2026-05-07 スタンフォード大学
<関連情報>
- https://news.stanford.edu/stories/2026/05/metals-nanocrystal-clean-hydrogen-energy-research
- https://www.science.org/doi/10.1126/science.aea8044
競合反応性が多金属ナノ結晶におけるサイズと組成の集中を促進する Competitive reactivity drives size- and composition-focusing in multimetallic nanocrystals
Jeesoo Yoon, Jinwon Oh, Dongjun Kim, Pin-Hung Chung, […] , and Matteo Cargnello
Science Published:7 May 2026
DOI:https://doi.org/10.1126/science.aea8044
Editor’s summary
Multimetallic nanocrystals offer valuable properties but are challenging to synthesize. Yoon et al. systematically explored how the interplay of ruthenium seeds with iron, cobalt, nickel, and copper precursors can be exploited to produce uniform pentametallic nanocrystals. They showed that progressive addition of multiple metals suppresses unwanted nucleation and directs growth toward a uniform product. The resulting nanocrystals exhibited high thermal stability and enhanced catalytic activity for ammonia decomposition, highlighting a general strategy for designing complex functional nanomaterials. —Jack Huang
Structured Abstract
INTRODUCTION
Multimetallic nanocrystals exhibit physical and chemical properties unattainable in monometallic systems, arising from the synergistic interplay of their constituent elements. Synthesizing these materials with precise control over their size and composition represents an important goal. Differences in reduction potentials, interfacial energies, and nucleation and growth kinetics among metal precursors create both thermodynamic and kinetic challenges that often lead to asynchronous reduction and incorporation processes. Rather than forming a single, uniform product, these disparities frequently generate multiple particle populations with distinct sizes and compositions. Therefore, rational design principles that govern competitive reduction and growth processes are critical to directing multimetallic synthesis toward uniform products.
RATIONALE
We hypothesized that the inherent chemical complexity of reduction for multiple metal precursors could be exploited rather than avoided. Specifically, we investigated whether introducing a high number of different competing metals simultaneously during a seed-mediated synthesis might suppress the formation of unwanted heterogeneous products. Under such competitive conditions, mutual affinities and altered energy barriers control the reaction pathways, guiding synthesis toward a single, compositionally uniform product.
RESULTS
We discovered a counterintuitive, composition-focusing effect in which increasing the number of reacting metals dramatically improved product uniformity. Whereas introducing one or two base metals to ruthenium seeds yielded inhomogeneous products, simultaneously adding four metal precursors suppressed side reactions, resulting in a single pentametallic nanocrystal product. Time-lapse analysis during the heating process demonstrated that the metals deposited sequentially. The initial elements that deposited acted as mediators that lowered the energy barrier for the addition of subsequent metals, building a multidomain architecture. This focusing phenomenon also proved highly versatile, successfully yielding uniform products regardless of seed size, precursor ratios, or the constituent metals. When used as ammonia decomposition reaction catalysts, the pentametallic nanocrystal-based catalysts achieved a catalytic rate more than four times higher than that of ruthenium catalysts and maintained their structural integrity and performance even after high-temperature treatments up to 900°C.
CONCLUSION
Our study demonstrates that competitive reactivity, typically viewed as a hurdle in chemical synthesis, can actively drive the formation of highly uniform multimetallic nanocrystals. By increasing the number of competing elements, side reactions could be suppressed to focus the growth into a single structure. The design rules established in this study provide a generalizable strategy for synthesizing complex multimetallic nanocrystals, offering a versatile platform for advancing catalysis and sustainable energy technologies.

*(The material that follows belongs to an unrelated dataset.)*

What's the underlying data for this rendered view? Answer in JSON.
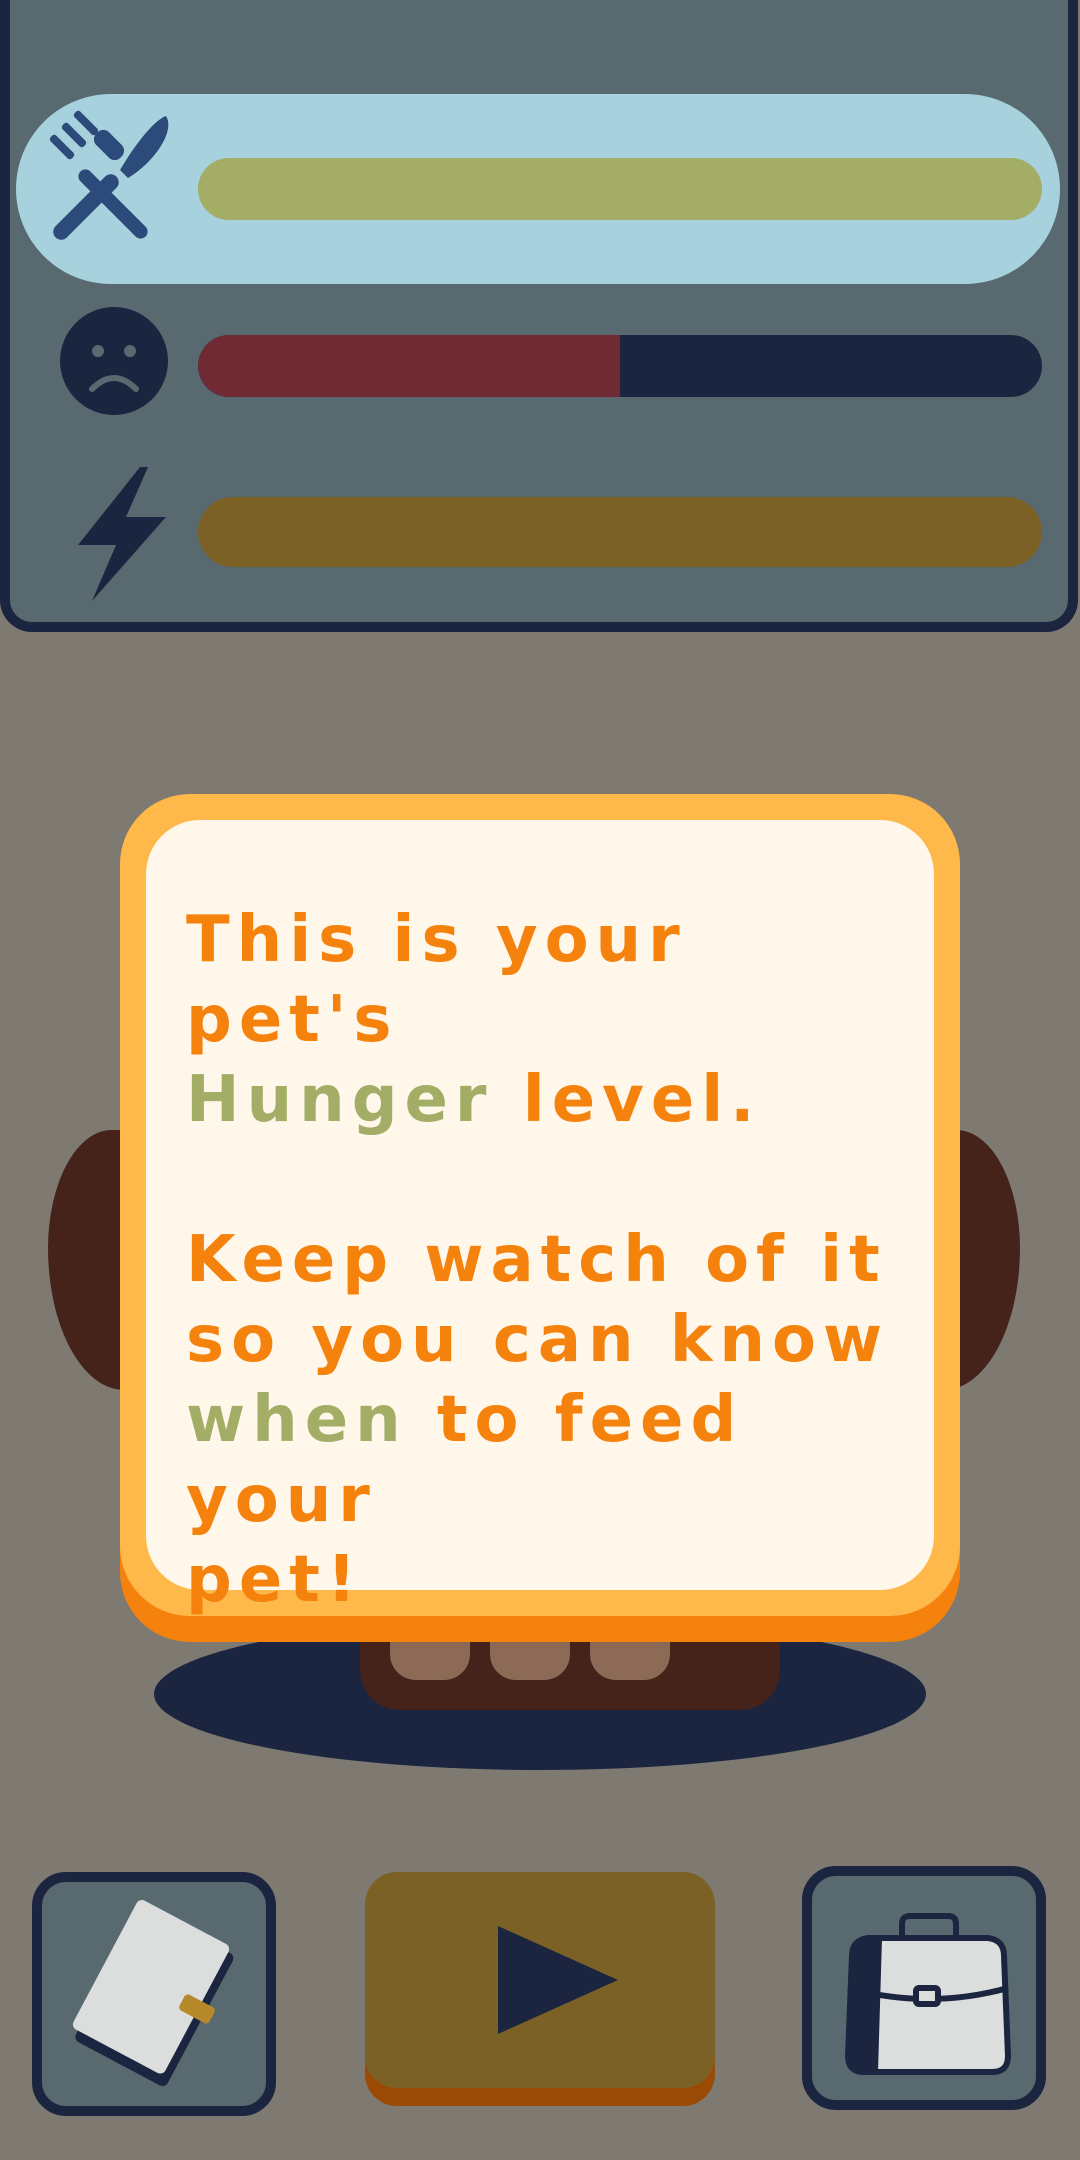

Composition-focusing in multimetallic nanocrystal synthesis.
Increasing the number of constituent metals triggers a composition-focusing effect that leads to uniform nanocrystals. This phenomenon is driven by sequential co-reduction, in which initial metal deposition mediates synergistic incorporation of subsequent elements (scale bar, 10 nm). The resulting pentametallic nanocrystals maintain structural integrity and catalytic performance as supported catalysts during the ammonia decomposition reaction.
Abstract
Multimetallic nanocrystals (NCs) offer distinctive properties driven by synergistic interactions among their constituent metals. Although colloidal chemistry enables control over size and composition, competing reactivities among metal precursors often complicate the synthesis of complex NCs. In this study, we systematically elucidate how the competitive reactivity of different metals in solution can be exploited to synthesize uniform pentametallic NCs despite numerous competing pathways. Mechanistic studies reveal heterodimers as key intermediates that mediate further metal incorporation through selective nucleation. Notably, the addition of more metals suppresses homogeneous nucleation, resulting in size- and composition-focusing to produce complex NCs with distinct multimetallic domains. When supported, these NCs show excellent thermal stability and catalytic activity for ammonia decomposition, offering a promising strategy for designing complex nanomaterials for energy-related applications.